Stop putting up with bad behavior.

Read through your post again and really look at what you could've done differently.
"I see that your upset honey, how would you like to handle it?"
"I will not be yelled at, let's please talk after you've calmed down."
"I'm sorry you feel that way"
"I'll think about what you said and how I would like to respond"

These are examples of comments you could use - Think of comments like this for future reference so you can respond to his irrational state of mind. Stay calm, do not allow him to upset you - even if you feel upset, don't allow him to see it. Say it kind, say it quick, and get out of the way until he calms down.

"Please don't yell at me or I will leave until you've calmed down"
"I would like to work this out with you in a way that we are both happy with"

Setting boundaries is a tough one when the other person doesn't respect them, but it's what you must do if you intend to stay in that situation.

He will push you - and push you hard to see what he can get away with. Don't allow it. Keep your house keys with you and GO somewhere, even if it's just for a walk around the block or into another room in the house. Quite simply, do not feed into his fits. You CAN set boundaries, and you CAN determine what you will or will not tolerate.

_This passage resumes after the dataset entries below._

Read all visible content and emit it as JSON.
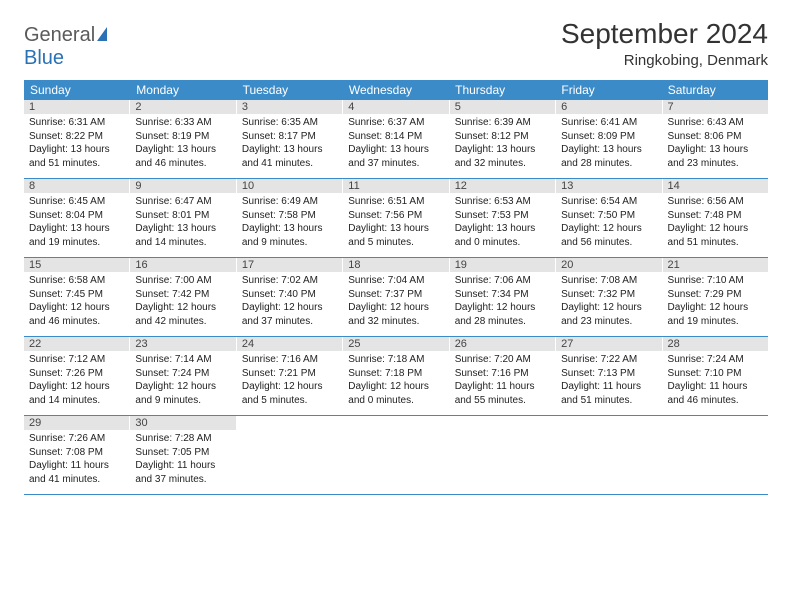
{
  "logo": {
    "part1": "General",
    "part2": "Blue"
  },
  "title": "September 2024",
  "location": "Ringkobing, Denmark",
  "colors": {
    "header_bg": "#3b8bc8",
    "header_text": "#ffffff",
    "daynum_bg": "#e4e4e4",
    "week_border": "#3b8bc8",
    "logo_accent": "#2a72b5",
    "logo_gray": "#5a5a5a"
  },
  "day_headers": [
    "Sunday",
    "Monday",
    "Tuesday",
    "Wednesday",
    "Thursday",
    "Friday",
    "Saturday"
  ],
  "weeks": [
    [
      {
        "n": "1",
        "sunrise": "6:31 AM",
        "sunset": "8:22 PM",
        "dayh": "13",
        "daym": "51"
      },
      {
        "n": "2",
        "sunrise": "6:33 AM",
        "sunset": "8:19 PM",
        "dayh": "13",
        "daym": "46"
      },
      {
        "n": "3",
        "sunrise": "6:35 AM",
        "sunset": "8:17 PM",
        "dayh": "13",
        "daym": "41"
      },
      {
        "n": "4",
        "sunrise": "6:37 AM",
        "sunset": "8:14 PM",
        "dayh": "13",
        "daym": "37"
      },
      {
        "n": "5",
        "sunrise": "6:39 AM",
        "sunset": "8:12 PM",
        "dayh": "13",
        "daym": "32"
      },
      {
        "n": "6",
        "sunrise": "6:41 AM",
        "sunset": "8:09 PM",
        "dayh": "13",
        "daym": "28"
      },
      {
        "n": "7",
        "sunrise": "6:43 AM",
        "sunset": "8:06 PM",
        "dayh": "13",
        "daym": "23"
      }
    ],
    [
      {
        "n": "8",
        "sunrise": "6:45 AM",
        "sunset": "8:04 PM",
        "dayh": "13",
        "daym": "19"
      },
      {
        "n": "9",
        "sunrise": "6:47 AM",
        "sunset": "8:01 PM",
        "dayh": "13",
        "daym": "14"
      },
      {
        "n": "10",
        "sunrise": "6:49 AM",
        "sunset": "7:58 PM",
        "dayh": "13",
        "daym": "9"
      },
      {
        "n": "11",
        "sunrise": "6:51 AM",
        "sunset": "7:56 PM",
        "dayh": "13",
        "daym": "5"
      },
      {
        "n": "12",
        "sunrise": "6:53 AM",
        "sunset": "7:53 PM",
        "dayh": "13",
        "daym": "0"
      },
      {
        "n": "13",
        "sunrise": "6:54 AM",
        "sunset": "7:50 PM",
        "dayh": "12",
        "daym": "56"
      },
      {
        "n": "14",
        "sunrise": "6:56 AM",
        "sunset": "7:48 PM",
        "dayh": "12",
        "daym": "51"
      }
    ],
    [
      {
        "n": "15",
        "sunrise": "6:58 AM",
        "sunset": "7:45 PM",
        "dayh": "12",
        "daym": "46"
      },
      {
        "n": "16",
        "sunrise": "7:00 AM",
        "sunset": "7:42 PM",
        "dayh": "12",
        "daym": "42"
      },
      {
        "n": "17",
        "sunrise": "7:02 AM",
        "sunset": "7:40 PM",
        "dayh": "12",
        "daym": "37"
      },
      {
        "n": "18",
        "sunrise": "7:04 AM",
        "sunset": "7:37 PM",
        "dayh": "12",
        "daym": "32"
      },
      {
        "n": "19",
        "sunrise": "7:06 AM",
        "sunset": "7:34 PM",
        "dayh": "12",
        "daym": "28"
      },
      {
        "n": "20",
        "sunrise": "7:08 AM",
        "sunset": "7:32 PM",
        "dayh": "12",
        "daym": "23"
      },
      {
        "n": "21",
        "sunrise": "7:10 AM",
        "sunset": "7:29 PM",
        "dayh": "12",
        "daym": "19"
      }
    ],
    [
      {
        "n": "22",
        "sunrise": "7:12 AM",
        "sunset": "7:26 PM",
        "dayh": "12",
        "daym": "14"
      },
      {
        "n": "23",
        "sunrise": "7:14 AM",
        "sunset": "7:24 PM",
        "dayh": "12",
        "daym": "9"
      },
      {
        "n": "24",
        "sunrise": "7:16 AM",
        "sunset": "7:21 PM",
        "dayh": "12",
        "daym": "5"
      },
      {
        "n": "25",
        "sunrise": "7:18 AM",
        "sunset": "7:18 PM",
        "dayh": "12",
        "daym": "0"
      },
      {
        "n": "26",
        "sunrise": "7:20 AM",
        "sunset": "7:16 PM",
        "dayh": "11",
        "daym": "55"
      },
      {
        "n": "27",
        "sunrise": "7:22 AM",
        "sunset": "7:13 PM",
        "dayh": "11",
        "daym": "51"
      },
      {
        "n": "28",
        "sunrise": "7:24 AM",
        "sunset": "7:10 PM",
        "dayh": "11",
        "daym": "46"
      }
    ],
    [
      {
        "n": "29",
        "sunrise": "7:26 AM",
        "sunset": "7:08 PM",
        "dayh": "11",
        "daym": "41"
      },
      {
        "n": "30",
        "sunrise": "7:28 AM",
        "sunset": "7:05 PM",
        "dayh": "11",
        "daym": "37"
      },
      null,
      null,
      null,
      null,
      null
    ]
  ]
}
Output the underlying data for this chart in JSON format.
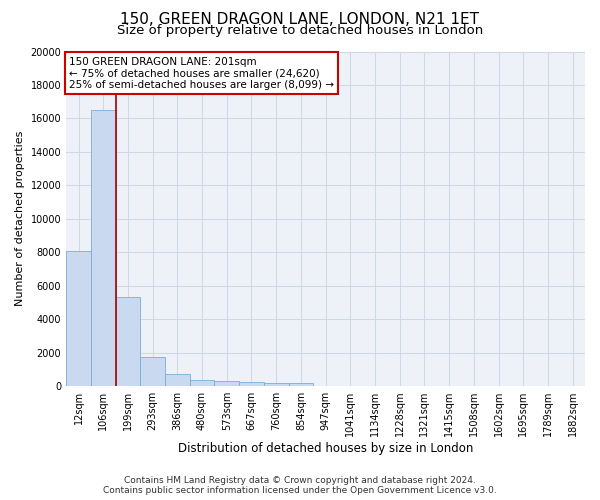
{
  "title1": "150, GREEN DRAGON LANE, LONDON, N21 1ET",
  "title2": "Size of property relative to detached houses in London",
  "xlabel": "Distribution of detached houses by size in London",
  "ylabel": "Number of detached properties",
  "categories": [
    "12sqm",
    "106sqm",
    "199sqm",
    "293sqm",
    "386sqm",
    "480sqm",
    "573sqm",
    "667sqm",
    "760sqm",
    "854sqm",
    "947sqm",
    "1041sqm",
    "1134sqm",
    "1228sqm",
    "1321sqm",
    "1415sqm",
    "1508sqm",
    "1602sqm",
    "1695sqm",
    "1789sqm",
    "1882sqm"
  ],
  "values": [
    8100,
    16500,
    5300,
    1750,
    700,
    380,
    280,
    220,
    200,
    170,
    0,
    0,
    0,
    0,
    0,
    0,
    0,
    0,
    0,
    0,
    0
  ],
  "bar_color": "#c8d9f0",
  "bar_edge_color": "#7aadd4",
  "vline_x_index": 2,
  "vline_color": "#aa0000",
  "annotation_text": "150 GREEN DRAGON LANE: 201sqm\n← 75% of detached houses are smaller (24,620)\n25% of semi-detached houses are larger (8,099) →",
  "annotation_box_color": "#ffffff",
  "annotation_box_edge_color": "#cc0000",
  "ylim": [
    0,
    20000
  ],
  "yticks": [
    0,
    2000,
    4000,
    6000,
    8000,
    10000,
    12000,
    14000,
    16000,
    18000,
    20000
  ],
  "grid_color": "#d0d8e8",
  "bg_color": "#eef2f8",
  "footer": "Contains HM Land Registry data © Crown copyright and database right 2024.\nContains public sector information licensed under the Open Government Licence v3.0.",
  "title1_fontsize": 11,
  "title2_fontsize": 9.5,
  "xlabel_fontsize": 8.5,
  "ylabel_fontsize": 8,
  "tick_fontsize": 7,
  "annot_fontsize": 7.5,
  "footer_fontsize": 6.5
}
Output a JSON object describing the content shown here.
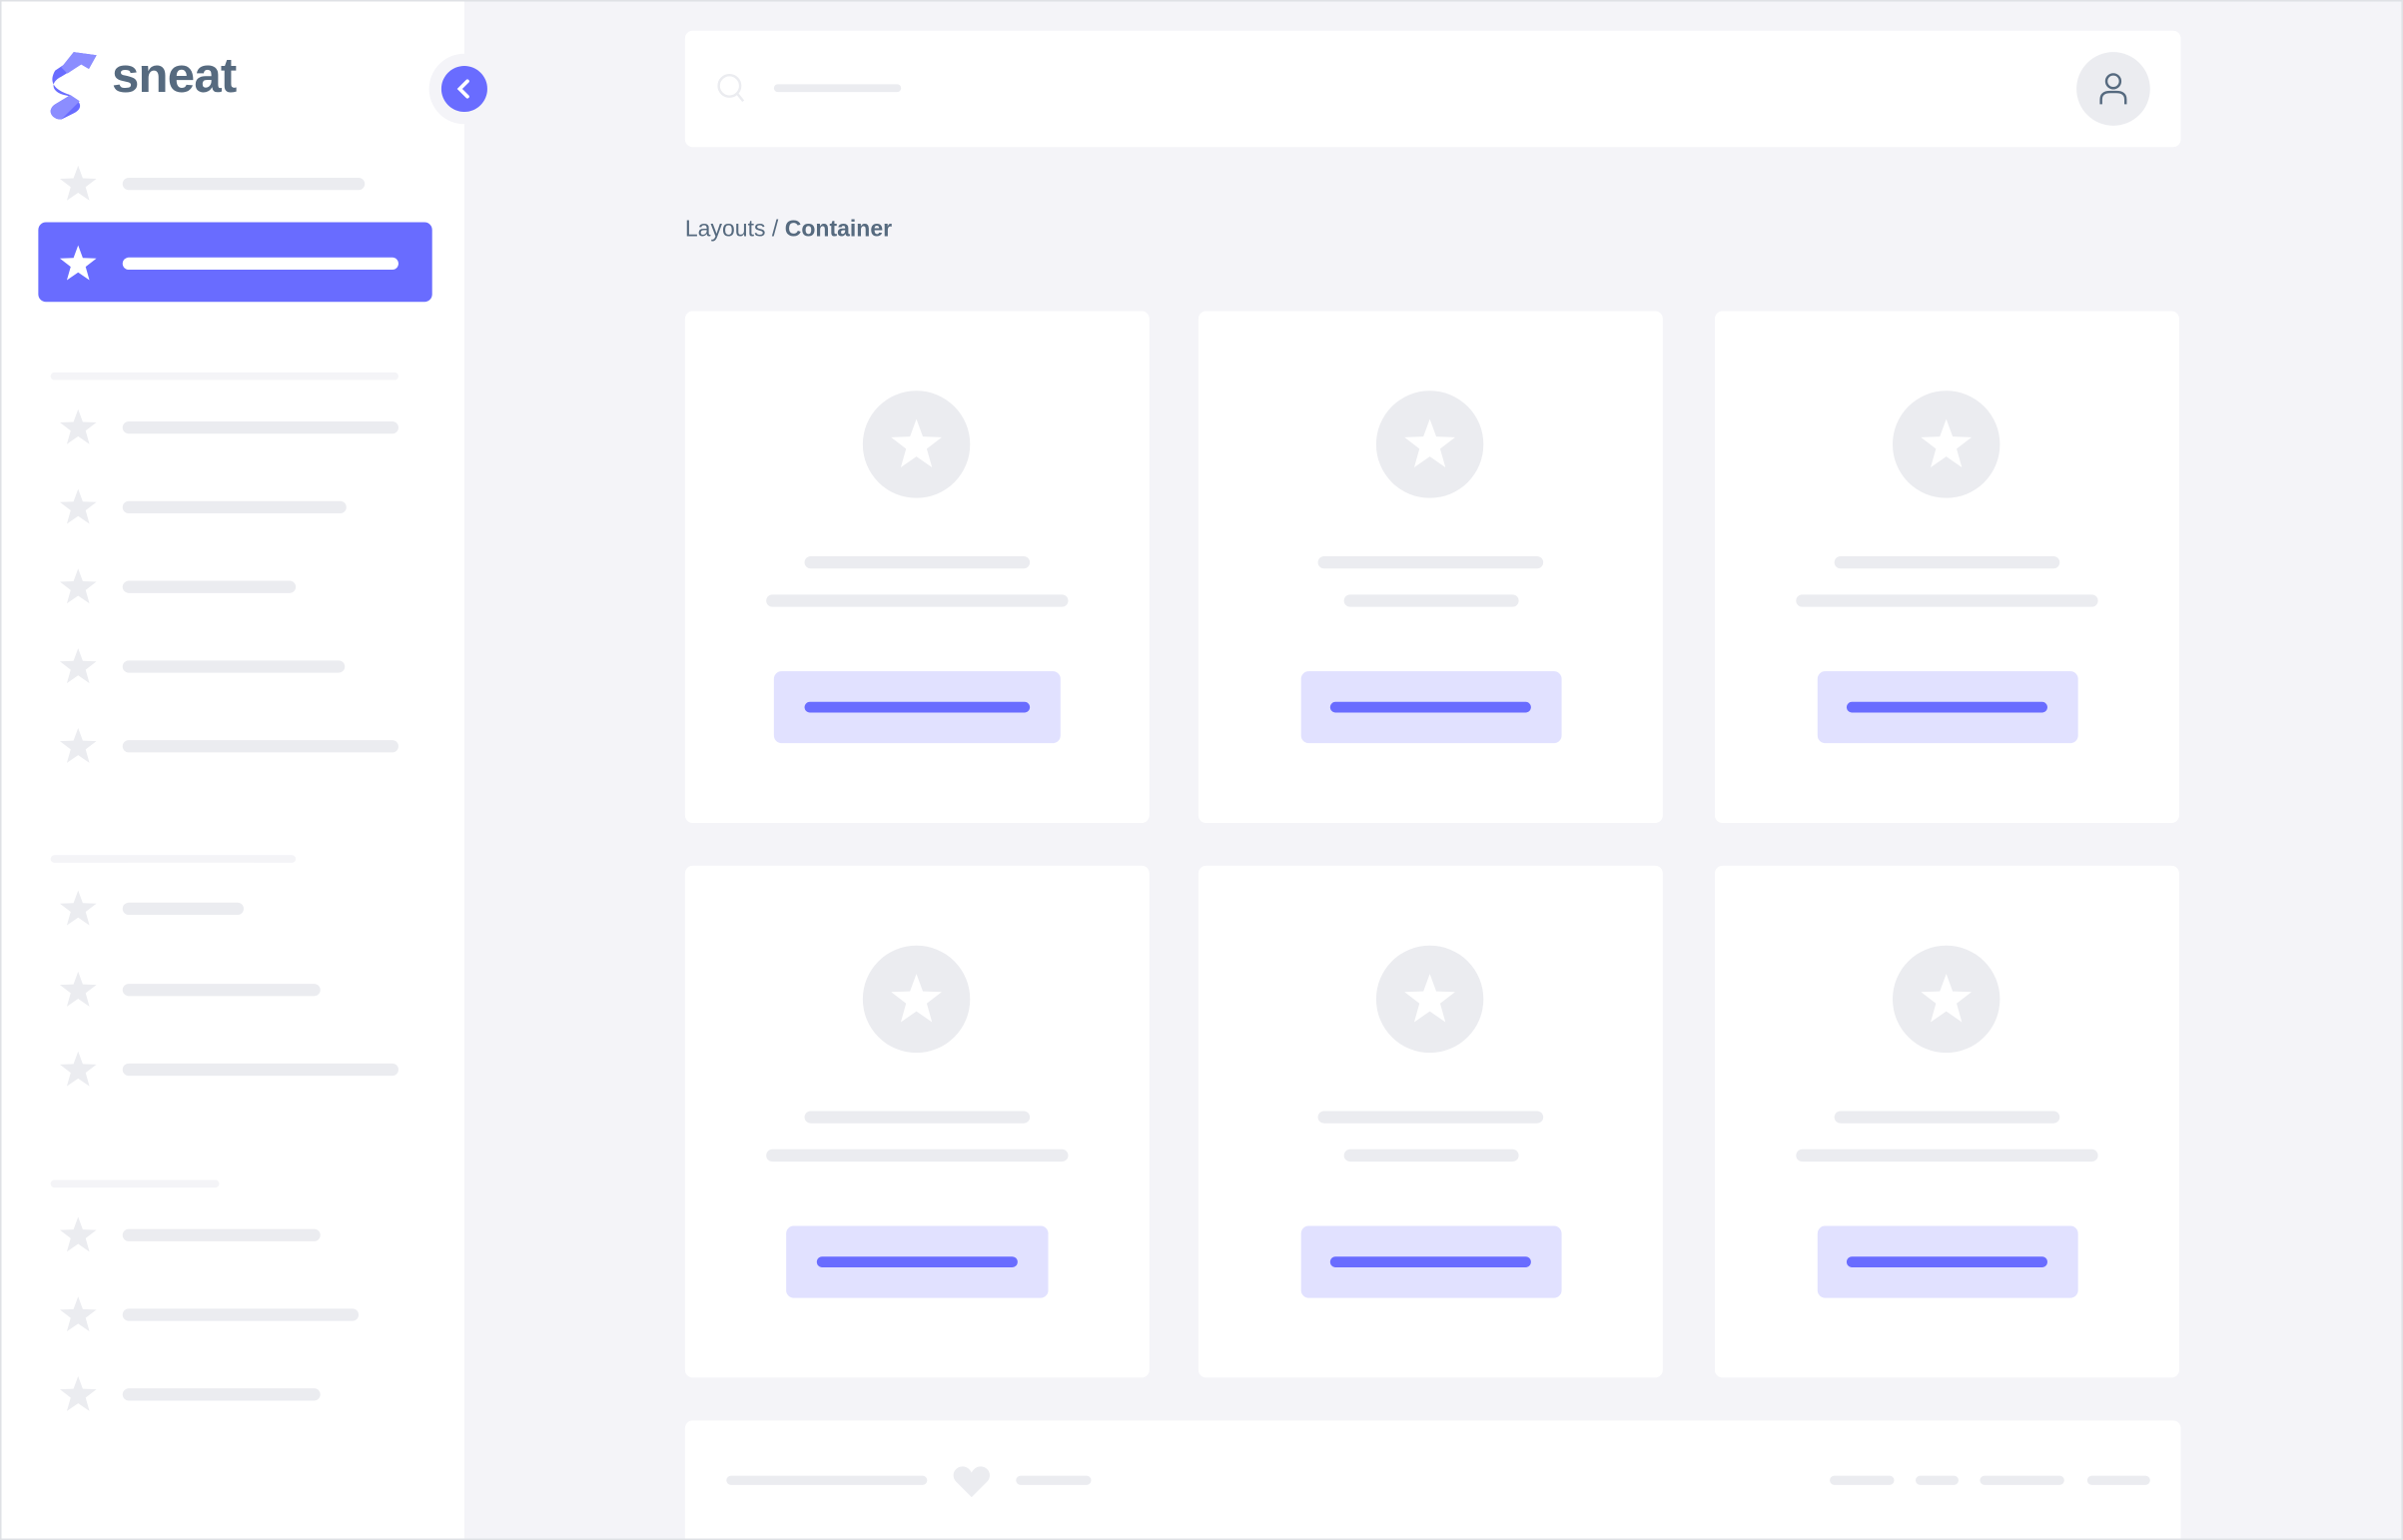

Have some extra money stashed somewhere outside the house and possibly even an over night bag. You said you had friends, leave them at a trusted friends house in case of emergencies and be ready to stay away if it looks as if he is going to get violent.

Don't be afraid to call the police if you have to. You do not have to tolerate being treated like you are sub-human.

And, to agree with scarletblue - get into counseling, on your own if he won't join you.